In contrast to this, medium-sized businesses offer financial investors interesting opportunities to achieve above-average returns. Medium-sized enterprises with turnovers of 10 to 20 million Euros are particularly worth consideration by investors if they have a predominantly consumer-focused business and already have an online shop. Many companies are still experiencing difficulty in efficiently creating a balance between stationary retail trade and online presence. But with changing customer demands, SMEs have to offer consumers an integrated strategy. Products and services must be accessible everywhere, to enable the customer to buy whenever the urge arises.

A change in strategy among a large number of SMEs is being welcomed by investors. Direct sales are more profitable, therefore increasing the willingness to finance.   But what is the next step, once the SME has organized funding and wants to enter the digital world? The investments by SevenVentures confirm that high TV reach can win new customers and make it easier for the business to take the lead in their corresponding product segment. As a result, for example, SevenVentures succeeded in increasing sales of a medium-sized business 37 percent by driving targeted and intelligent TV presentation. When the enterprise and the investor act as a team with a common goal, this does not only significantly accelerate the purchasing process, it also addresses new customer groups and decreases scatter loss.

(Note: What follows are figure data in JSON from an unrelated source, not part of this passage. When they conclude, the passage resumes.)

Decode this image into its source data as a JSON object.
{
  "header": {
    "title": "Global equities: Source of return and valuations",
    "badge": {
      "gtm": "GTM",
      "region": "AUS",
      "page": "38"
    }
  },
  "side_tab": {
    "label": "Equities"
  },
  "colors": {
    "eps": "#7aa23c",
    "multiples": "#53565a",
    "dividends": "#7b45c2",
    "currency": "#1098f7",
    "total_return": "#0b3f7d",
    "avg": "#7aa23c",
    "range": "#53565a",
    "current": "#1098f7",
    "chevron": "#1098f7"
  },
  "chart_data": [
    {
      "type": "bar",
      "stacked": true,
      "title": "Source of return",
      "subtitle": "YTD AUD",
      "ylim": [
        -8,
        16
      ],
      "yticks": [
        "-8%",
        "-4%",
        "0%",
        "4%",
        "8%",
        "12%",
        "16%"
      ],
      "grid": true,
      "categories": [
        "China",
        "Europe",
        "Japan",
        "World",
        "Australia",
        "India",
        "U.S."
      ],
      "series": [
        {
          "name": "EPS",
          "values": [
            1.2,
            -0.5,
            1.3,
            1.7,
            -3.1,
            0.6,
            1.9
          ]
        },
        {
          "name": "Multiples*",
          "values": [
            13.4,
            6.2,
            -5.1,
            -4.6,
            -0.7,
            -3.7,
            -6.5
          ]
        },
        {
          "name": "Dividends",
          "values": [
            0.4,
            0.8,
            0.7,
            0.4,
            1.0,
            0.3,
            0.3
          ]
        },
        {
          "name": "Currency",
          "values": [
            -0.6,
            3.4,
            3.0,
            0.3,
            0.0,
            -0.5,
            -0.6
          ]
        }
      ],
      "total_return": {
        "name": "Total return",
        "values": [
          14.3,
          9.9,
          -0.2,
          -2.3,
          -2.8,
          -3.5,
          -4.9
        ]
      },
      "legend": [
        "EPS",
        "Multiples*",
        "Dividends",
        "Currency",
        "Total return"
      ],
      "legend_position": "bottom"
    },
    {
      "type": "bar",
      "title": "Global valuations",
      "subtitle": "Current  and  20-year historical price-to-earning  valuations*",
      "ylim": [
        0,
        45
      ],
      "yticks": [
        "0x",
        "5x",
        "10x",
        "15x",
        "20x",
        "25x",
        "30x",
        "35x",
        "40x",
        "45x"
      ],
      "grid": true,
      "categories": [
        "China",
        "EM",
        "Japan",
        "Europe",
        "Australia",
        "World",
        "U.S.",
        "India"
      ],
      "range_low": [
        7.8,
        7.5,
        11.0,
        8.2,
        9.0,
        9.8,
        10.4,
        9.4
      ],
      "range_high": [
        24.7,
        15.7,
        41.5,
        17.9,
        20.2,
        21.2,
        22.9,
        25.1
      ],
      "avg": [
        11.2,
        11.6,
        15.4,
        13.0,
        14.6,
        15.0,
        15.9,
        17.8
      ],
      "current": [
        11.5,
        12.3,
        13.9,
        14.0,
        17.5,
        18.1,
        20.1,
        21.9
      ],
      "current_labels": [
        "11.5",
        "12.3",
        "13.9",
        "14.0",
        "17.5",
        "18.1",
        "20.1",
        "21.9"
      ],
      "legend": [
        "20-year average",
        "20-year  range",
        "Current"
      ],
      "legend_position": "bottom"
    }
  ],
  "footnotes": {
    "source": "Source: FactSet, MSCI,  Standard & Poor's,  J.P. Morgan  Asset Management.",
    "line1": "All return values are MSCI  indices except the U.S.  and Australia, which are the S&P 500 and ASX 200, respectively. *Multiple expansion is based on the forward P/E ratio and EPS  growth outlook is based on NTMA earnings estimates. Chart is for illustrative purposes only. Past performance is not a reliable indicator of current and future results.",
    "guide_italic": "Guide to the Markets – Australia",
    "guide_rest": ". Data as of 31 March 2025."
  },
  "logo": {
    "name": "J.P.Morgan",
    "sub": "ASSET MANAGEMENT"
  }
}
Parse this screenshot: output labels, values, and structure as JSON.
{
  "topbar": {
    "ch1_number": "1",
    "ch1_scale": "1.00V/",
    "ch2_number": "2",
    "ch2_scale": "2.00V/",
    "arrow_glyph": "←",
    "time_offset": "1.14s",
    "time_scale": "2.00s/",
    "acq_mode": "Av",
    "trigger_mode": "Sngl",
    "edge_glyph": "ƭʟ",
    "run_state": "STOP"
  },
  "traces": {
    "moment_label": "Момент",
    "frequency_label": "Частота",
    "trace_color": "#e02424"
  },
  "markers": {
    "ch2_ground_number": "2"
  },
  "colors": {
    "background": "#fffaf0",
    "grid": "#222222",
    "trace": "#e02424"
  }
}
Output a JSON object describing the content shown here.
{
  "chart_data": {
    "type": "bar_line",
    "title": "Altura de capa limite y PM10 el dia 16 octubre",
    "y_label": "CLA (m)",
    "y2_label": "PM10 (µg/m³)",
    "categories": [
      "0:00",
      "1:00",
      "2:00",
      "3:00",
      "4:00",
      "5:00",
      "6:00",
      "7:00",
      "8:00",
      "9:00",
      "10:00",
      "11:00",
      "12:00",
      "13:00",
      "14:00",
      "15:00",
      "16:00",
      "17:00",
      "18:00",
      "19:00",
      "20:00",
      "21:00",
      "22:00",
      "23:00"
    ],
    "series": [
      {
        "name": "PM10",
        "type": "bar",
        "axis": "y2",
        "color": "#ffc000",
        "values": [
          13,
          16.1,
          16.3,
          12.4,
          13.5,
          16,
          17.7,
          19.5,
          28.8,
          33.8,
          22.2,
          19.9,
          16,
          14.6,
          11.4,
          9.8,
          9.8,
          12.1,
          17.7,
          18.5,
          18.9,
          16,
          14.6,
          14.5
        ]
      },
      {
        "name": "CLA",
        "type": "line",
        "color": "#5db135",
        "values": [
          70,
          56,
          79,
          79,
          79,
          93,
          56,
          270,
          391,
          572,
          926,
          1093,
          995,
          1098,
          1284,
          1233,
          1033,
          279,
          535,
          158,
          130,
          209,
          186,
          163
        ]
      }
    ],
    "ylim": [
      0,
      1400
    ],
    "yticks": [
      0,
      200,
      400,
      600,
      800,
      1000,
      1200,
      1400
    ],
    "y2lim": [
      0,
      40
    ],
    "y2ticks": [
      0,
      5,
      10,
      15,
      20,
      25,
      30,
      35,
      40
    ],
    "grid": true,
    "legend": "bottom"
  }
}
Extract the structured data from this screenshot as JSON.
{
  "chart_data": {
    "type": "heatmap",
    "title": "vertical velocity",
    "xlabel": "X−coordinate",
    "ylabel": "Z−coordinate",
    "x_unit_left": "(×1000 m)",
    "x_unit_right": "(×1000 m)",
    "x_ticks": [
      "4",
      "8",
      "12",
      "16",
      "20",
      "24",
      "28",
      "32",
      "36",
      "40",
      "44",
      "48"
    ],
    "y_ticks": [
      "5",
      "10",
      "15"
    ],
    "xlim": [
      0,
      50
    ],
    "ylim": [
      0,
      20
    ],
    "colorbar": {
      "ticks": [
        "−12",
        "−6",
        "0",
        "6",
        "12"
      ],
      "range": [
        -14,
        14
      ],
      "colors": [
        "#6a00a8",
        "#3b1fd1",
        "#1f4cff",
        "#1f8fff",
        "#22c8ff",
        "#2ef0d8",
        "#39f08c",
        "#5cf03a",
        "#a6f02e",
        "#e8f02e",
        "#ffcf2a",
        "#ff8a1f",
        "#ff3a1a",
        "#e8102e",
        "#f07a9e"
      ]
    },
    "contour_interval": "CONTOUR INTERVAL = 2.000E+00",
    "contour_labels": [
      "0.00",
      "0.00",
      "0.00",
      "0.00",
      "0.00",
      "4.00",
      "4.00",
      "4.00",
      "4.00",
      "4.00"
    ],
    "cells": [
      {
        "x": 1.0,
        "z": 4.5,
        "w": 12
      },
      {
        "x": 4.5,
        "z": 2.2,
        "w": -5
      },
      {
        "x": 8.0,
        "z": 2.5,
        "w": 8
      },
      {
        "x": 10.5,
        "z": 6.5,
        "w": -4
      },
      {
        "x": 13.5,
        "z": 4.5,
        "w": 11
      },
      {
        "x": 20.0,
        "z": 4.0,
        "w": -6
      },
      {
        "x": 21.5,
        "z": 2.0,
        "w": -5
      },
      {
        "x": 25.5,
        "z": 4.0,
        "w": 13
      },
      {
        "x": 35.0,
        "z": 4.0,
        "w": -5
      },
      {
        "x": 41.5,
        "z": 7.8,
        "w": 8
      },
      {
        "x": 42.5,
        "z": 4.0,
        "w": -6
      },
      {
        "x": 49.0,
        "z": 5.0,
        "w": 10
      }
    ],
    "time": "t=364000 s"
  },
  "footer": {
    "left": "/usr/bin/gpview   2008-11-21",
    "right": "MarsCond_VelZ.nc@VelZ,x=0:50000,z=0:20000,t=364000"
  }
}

In order to secure future economic success, SMEs must master many challenges to be able to succeed in the digital world as smoothly as possible. Companies frequently hold on to outdated marketing and sales structures and they lack the willingness to adopt innovative cooperation models. Even rivalry between different departments creates conflicts and prevents the effectiveness of the organizational structure. A digital approach also means adapting marketing budgets to meet new challenges. Online activities can only be successful in the long term if they are perceived of as a necessary supplement to – and not as the cannibalization of – the existing core business.

Online shops advertised on TV are not only creating new consumer behavior, they are also rapidly gaining a competitive edge. In the meantime there are industries online, which didn’t seem to have a digital future just a couple of years ago. This has driven online furniture buying, for example. In the past, furniture centers situated in the vicinity of major cities were regional principalities, which hardly had to care about their competitors. But now consumers are tired of traipsing through overcrowded furniture stores on the weekend.  They search online, compare prices and even place their orders online. Primarily women take advantage of the opportunity to buy furniture digitally, with 47% of the female population having ordered furniture online and a somewhat lower percentage of male customers, at 37%. The development in the pharmacy retail business is similar; customers are also expecting solutions here. This includes the ability to order products online. Everything is in flux – nothing stays the same. The only question that remains is: Which industry will be digitalized next?